Tuesday, October 23, 2007

I am going back to contracting

The U.S. State Department is unable to account for most of $1.2 billion in funding that it gave to DynCorp International to train Iraqi police, a government report said Tuesday.

"The bottom line is that State can't account for where it went," said Glenn D. Furbish, who was involved in putting together the 20-page report for the special inspector general for Iraq reconstruction (SIGIR).

The Department of State's Bureau for International Narcotics and Law Enforcement Affairs (INL) "did not have the information needed to identify what DynCorp provided under the contract or how funds were spent," the report said.

As a result, the audit agency announced it has suspended its oversight of the agency's project until INL gathers the information.

"Their records are just not detailed," Furbish said Monday in a telephone interview. "From an audit perspective, we've identified the problem; they're working to rectify the problem."

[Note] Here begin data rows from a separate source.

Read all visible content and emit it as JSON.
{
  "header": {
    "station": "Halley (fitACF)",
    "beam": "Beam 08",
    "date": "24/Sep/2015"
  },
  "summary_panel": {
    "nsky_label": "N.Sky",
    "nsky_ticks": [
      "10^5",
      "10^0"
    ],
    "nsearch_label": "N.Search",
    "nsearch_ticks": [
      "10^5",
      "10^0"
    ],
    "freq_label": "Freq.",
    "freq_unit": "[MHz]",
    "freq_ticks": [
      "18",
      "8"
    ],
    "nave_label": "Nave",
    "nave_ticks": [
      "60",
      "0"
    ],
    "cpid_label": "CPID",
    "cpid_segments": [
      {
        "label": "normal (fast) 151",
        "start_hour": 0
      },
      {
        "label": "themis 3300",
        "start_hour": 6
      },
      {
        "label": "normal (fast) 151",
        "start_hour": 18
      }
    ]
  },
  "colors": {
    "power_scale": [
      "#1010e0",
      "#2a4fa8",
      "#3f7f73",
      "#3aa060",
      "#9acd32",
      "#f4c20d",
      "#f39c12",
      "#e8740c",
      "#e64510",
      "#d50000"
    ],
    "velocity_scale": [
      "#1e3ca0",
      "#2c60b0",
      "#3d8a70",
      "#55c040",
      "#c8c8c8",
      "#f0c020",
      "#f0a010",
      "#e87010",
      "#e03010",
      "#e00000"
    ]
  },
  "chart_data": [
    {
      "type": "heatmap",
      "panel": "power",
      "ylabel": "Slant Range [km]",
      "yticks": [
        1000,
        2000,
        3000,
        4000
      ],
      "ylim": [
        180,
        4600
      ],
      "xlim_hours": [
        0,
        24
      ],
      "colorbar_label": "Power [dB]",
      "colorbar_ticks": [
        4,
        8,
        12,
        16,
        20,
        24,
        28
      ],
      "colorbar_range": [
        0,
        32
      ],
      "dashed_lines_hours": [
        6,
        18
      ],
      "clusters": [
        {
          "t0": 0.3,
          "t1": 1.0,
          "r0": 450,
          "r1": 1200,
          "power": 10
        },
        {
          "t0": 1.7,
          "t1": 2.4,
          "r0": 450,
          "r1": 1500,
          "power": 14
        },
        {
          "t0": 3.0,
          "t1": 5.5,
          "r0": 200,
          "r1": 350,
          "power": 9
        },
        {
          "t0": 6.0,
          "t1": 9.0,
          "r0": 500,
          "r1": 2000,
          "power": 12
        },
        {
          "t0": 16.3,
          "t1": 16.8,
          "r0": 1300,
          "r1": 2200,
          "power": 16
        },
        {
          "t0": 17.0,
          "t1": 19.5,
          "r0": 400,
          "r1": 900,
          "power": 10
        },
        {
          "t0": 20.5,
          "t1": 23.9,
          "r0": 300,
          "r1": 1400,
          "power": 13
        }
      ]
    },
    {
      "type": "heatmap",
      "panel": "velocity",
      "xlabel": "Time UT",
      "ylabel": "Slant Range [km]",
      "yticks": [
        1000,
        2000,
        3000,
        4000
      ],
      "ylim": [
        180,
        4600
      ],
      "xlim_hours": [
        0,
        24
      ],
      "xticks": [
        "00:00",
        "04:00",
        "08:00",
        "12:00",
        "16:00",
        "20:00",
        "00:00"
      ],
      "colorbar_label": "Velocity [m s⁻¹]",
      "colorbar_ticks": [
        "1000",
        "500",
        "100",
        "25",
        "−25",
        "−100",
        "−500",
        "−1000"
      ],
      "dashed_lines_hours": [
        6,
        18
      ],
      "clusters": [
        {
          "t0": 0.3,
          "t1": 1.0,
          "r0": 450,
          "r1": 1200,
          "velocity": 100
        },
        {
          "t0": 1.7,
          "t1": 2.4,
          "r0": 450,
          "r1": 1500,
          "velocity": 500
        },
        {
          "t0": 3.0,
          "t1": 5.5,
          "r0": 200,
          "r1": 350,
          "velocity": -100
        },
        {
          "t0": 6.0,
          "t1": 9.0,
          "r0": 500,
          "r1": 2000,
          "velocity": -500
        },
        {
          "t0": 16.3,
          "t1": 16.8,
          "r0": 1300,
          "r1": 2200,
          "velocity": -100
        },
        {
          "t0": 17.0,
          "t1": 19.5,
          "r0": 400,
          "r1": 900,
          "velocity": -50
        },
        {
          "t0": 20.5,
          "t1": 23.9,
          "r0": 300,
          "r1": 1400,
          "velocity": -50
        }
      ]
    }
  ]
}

Though Iraqi police have indeed been trained and equipment has been provided under the contract, invoices and supporting paperwork submitted by DynCorp "were in disarray," the report said.

In addition, INL "had not validated the accuracy" of invoices received prior to last October, and "INL does not know specifically what it received for most of the $1.2 billion in expenditures under its DynCorp contract for the Iraqi Police Training Program."

The lack of controls "created an environment vulnerable to waste and fraud," the report said.
State Department spokeswoman Susan Pittman said a number of reforms have been made since January. "We are committed to continuous improvement," she said.

Continuous improvement starting with a process that didn't function at all for years seems to be setting pretty damned low expectations. I wonder what happened late last year that might have made State say "hey maybe we should audit this". If this was going on in a private company there would be firings, grand juries would be formed and lawsuits would be be filed to try to get back some of the money. Instead, in our world .. the company gets new contracts.

When i was a consultant, if I fucked around my clients and said "yeah yeah just pay me" I wouldn't get hired again and certainly wouldn't get paid. I guess I was doing something wrong.